The records, which lie in the Delhi Police Museum, were discovered sometime last year. Mr Kalkal, who was in-charge of the research and preservation of the museum's artefacts, said he found them while he was browsing through the musty old archives one fine day. "I saw hundreds of FIRs lying in obscurity. When I read them I realised how its format has remained unchanged even after 200 years."
Mr Kalkal says he too was struck by the innocuous nature of the offences, a time when stealing objects like cigars, pyjamas and oranges was "the worst imaginable thing".
But the fact that relatively benign crimes were being reported to the cops does not necessarily mean that a lot of heinous crime weren't already happening - Mr Kalal suspects the first case of homicide would've surfaced as early as 1861 itself, when an organised form of policing was established by the British under the Indian Police Act.
"Finding murder cases was not the focus of our research but I am sure they are there, somewhere," he says.
In many complaints, the outcome of the case is marked as "untraceable", suggesting that the culprit was never caught.

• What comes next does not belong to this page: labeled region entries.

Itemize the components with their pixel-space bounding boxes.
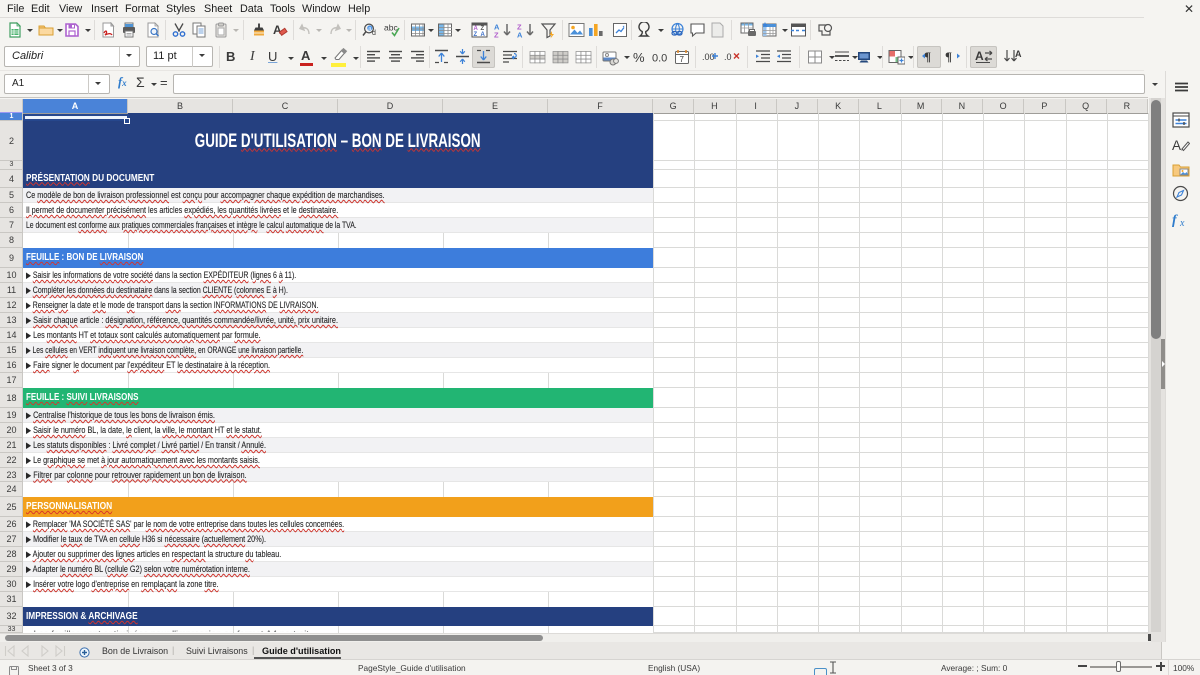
svg-text:7: 7 [680, 55, 685, 64]
svg-text:A: A [1172, 138, 1181, 153]
svg-text:A: A [517, 31, 523, 40]
svg-text:A: A [481, 32, 486, 38]
svg-text:.0: .0 [724, 52, 732, 62]
svg-text:A: A [273, 23, 282, 37]
svg-text:Z: Z [474, 32, 478, 38]
svg-text:Z: Z [494, 31, 499, 40]
svg-text:x: x [1179, 218, 1185, 227]
svg-text:d: d [372, 30, 376, 37]
svg-text:f: f [1172, 213, 1178, 227]
svg-text:¶: ¶ [924, 49, 931, 64]
svg-text:%: % [633, 50, 645, 65]
svg-text:0.0: 0.0 [652, 53, 667, 65]
svg-text:A: A [975, 49, 984, 63]
svg-text:¶: ¶ [945, 49, 952, 64]
svg-text:A: A [1015, 49, 1022, 59]
svg-text:.00: .00 [702, 52, 715, 62]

But in several other, such as Khan's case, swift punishment appears to have been delivered with severity ranging from whippings, beating with canes to a few odd weeks or months of jail time.
One such crime took place at the city's most graceful grande dame, the 233-room Imperial Hotel, in 1897. A chef from the hotel was sent to the Sabzi Mandi police station with a "complaint letter in English" stating that a band of thieves, in an act of unimaginable travesty, had nicked a liquor bottle and a pack of cigars from one of the rooms. The hotel announced a handsome reward of 10 rupees for catching the men. But the case turned cold and could never be solved.
"Today, crimes have become so sophisticated that it takes months and years to solve them. But life was much simpler back then, you either cracked a case or didn't," Mr Kalkal says.
Mr Kalkal's team couldn't be happier about the compilation but he says the initial process of translation was hardly delightful. The difficulty of reading the Urdu shikasta script wore him down on multiple occasions and for cracking that, his team had to seek the skill and persistence of Urdu and Persian scholars and maulvis brought in from every corner of the city.
"But we always knew the effort was worth it," he says.
He was particularly charmed by one passage which described a police officer's annoyance after he was forced to park his "vehicle" - his beloved horse - out in the heat while investigating a theft case.
"The details really make you wonder how far we've come, isn't it?"